I understand that Stan’s variational inference is an approximation, is experimental, etc., and it’s recommended that you use the MCMC sampler for final inferences. But sometimes you need to create predictive models on a regular basis and have constraints on the amount of computational resources you can use. In those situations one often falls back to using a MAP point estimate.
It seems likely to me that, notwithstanding its imperfections, running variational inference and then constructing a posterior predictive distribution is still better than using a MAP point estimate for prediction. “Better” in this context means that the cross-entropy tends to be lower, that is, H(p, qv) < H(p, qm), where
- p is the posterior predictive distribution obtained from an exact computation of the posterior,
- qv is the posterior predictive distribution obtained using variational inference, and
- qm is the predictive distribution using a MAP point estimate for the model parameters.
Are there any theoretical or empirical results that could confirm or refute my supposition?
Not that I know of, but Andrew’s recruiting willing participants to try to evaluate just this question. We’ll have max marginal likelihood plus (importance adjusted?) Laplace approximations as one contender.
The main problem we’ve had with ADVI is convergence or just getting the wrong answer (not wrong in that the algorithm’s buggy but wrong in that the ADVI mean isn’t very close to the actual posterior mean as measured in true posterior standard deviations). Andrew et al. are finding that it helps enormously to have everything on the unit scale. They’re also finding that when the hierarchical parameters are wrong, the posterior predictive distribution can still be quite reasonable.
The other issue is uncertainty quantification. With MLE/MML and Laplace, you just use the inverse Hessian as estimated posterior covariance. In mean-field ADVI, the posterior covariance is assumed to be diagonal; we’ve had a hard time estimating the dense form.
Hi Bob,
It is good to know someone is finally! evaluating the difference between Laplace and ADVI!!!
I have been asked about this question for a long time and cannot provide any evidence.
For your UQ thing, I would like to note that inverse Hessian is painful in high dimensions for neural network. Usually people do assumption to approximate it using Jacobian. And also on the other hand, full-rank ADVI can help something. It is interesting to see how would the result looks like.
@yuling is doing the evaluate here—there was just an arXiv paper. It wasn’t explicitly Laplace vs. ADVI. Our ADVI can be very similar to Laplace because the ADVI is a multivariate normal.

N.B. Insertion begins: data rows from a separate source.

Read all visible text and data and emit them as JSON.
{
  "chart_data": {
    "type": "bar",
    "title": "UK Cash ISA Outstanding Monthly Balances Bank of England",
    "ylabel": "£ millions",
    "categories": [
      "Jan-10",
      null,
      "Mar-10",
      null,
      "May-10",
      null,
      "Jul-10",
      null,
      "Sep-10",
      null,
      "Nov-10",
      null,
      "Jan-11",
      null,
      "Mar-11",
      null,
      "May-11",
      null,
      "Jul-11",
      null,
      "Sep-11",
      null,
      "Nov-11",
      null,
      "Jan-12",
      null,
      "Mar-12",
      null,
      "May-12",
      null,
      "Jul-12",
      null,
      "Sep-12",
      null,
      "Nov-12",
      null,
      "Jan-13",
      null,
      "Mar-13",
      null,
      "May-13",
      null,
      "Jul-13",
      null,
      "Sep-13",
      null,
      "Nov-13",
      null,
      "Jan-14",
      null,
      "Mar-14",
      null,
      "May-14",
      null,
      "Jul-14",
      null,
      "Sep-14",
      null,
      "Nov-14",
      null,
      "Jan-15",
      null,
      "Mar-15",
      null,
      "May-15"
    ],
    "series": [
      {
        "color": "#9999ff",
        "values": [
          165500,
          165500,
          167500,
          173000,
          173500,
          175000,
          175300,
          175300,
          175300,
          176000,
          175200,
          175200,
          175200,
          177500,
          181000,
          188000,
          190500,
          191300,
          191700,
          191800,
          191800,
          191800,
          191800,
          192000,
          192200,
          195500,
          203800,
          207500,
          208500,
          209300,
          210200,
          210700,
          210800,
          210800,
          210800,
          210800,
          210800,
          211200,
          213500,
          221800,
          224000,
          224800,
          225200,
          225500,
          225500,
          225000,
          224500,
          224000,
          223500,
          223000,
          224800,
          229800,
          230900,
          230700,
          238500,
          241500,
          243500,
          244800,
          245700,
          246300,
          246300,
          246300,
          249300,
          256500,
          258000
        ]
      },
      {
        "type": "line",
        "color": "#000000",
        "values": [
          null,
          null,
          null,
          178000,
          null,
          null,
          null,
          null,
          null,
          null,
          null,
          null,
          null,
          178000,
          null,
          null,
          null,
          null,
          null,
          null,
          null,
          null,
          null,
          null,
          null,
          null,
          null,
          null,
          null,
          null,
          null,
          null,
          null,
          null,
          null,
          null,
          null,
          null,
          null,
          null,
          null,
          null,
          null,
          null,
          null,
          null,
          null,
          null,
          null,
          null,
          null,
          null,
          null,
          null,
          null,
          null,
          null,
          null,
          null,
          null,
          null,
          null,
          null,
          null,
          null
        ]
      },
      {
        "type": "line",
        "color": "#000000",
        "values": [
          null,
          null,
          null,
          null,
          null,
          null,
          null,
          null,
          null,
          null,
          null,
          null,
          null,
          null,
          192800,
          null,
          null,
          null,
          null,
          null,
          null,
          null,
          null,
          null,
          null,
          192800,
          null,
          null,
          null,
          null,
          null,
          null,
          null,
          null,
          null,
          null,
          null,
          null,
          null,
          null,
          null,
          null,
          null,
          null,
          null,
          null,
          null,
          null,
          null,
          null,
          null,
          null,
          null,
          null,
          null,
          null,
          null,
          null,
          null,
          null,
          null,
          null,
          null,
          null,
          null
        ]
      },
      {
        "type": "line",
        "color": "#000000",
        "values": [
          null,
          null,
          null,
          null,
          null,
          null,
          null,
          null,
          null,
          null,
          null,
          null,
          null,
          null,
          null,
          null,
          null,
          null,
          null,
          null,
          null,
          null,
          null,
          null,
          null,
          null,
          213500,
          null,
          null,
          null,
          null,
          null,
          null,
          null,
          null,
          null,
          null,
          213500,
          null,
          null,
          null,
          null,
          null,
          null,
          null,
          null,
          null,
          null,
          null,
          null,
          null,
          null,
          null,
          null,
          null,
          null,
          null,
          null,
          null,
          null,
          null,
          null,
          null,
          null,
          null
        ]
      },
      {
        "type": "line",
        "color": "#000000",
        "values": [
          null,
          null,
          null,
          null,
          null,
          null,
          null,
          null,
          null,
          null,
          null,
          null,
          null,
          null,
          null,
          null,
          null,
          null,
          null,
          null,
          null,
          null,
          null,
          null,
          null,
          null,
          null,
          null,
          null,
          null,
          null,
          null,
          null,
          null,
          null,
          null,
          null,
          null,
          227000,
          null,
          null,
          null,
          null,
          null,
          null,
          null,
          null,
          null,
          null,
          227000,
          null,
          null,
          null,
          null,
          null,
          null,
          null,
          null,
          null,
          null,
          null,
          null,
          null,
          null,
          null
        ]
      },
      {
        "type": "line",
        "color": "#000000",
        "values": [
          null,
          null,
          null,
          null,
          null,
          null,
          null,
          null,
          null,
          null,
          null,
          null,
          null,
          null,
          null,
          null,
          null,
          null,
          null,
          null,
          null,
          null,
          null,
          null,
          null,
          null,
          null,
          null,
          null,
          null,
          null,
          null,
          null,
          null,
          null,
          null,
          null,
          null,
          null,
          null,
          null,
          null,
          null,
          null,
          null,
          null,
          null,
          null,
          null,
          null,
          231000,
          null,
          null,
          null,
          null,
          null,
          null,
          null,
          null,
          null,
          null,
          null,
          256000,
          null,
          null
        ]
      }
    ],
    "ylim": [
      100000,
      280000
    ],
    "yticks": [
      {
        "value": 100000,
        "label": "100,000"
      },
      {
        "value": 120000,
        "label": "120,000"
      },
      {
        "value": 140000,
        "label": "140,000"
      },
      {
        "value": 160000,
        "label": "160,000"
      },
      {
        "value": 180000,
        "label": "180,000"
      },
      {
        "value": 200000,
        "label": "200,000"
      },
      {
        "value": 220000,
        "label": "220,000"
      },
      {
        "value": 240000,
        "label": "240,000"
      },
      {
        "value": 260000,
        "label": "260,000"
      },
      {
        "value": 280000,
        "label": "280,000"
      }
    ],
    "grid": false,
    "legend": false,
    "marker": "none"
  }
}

If we use full rank for the variational q(), is there any way to extract the Hessian like one can using the optim function in R? In the vb function page it appears that the values for a vb object are the same as when one uses the HMC approach (the stan function).
No idea—@bgoodri will know.
The Hessian at the solution will be used for generating unconstrained draws, which will then be transformed back to the constrained scale.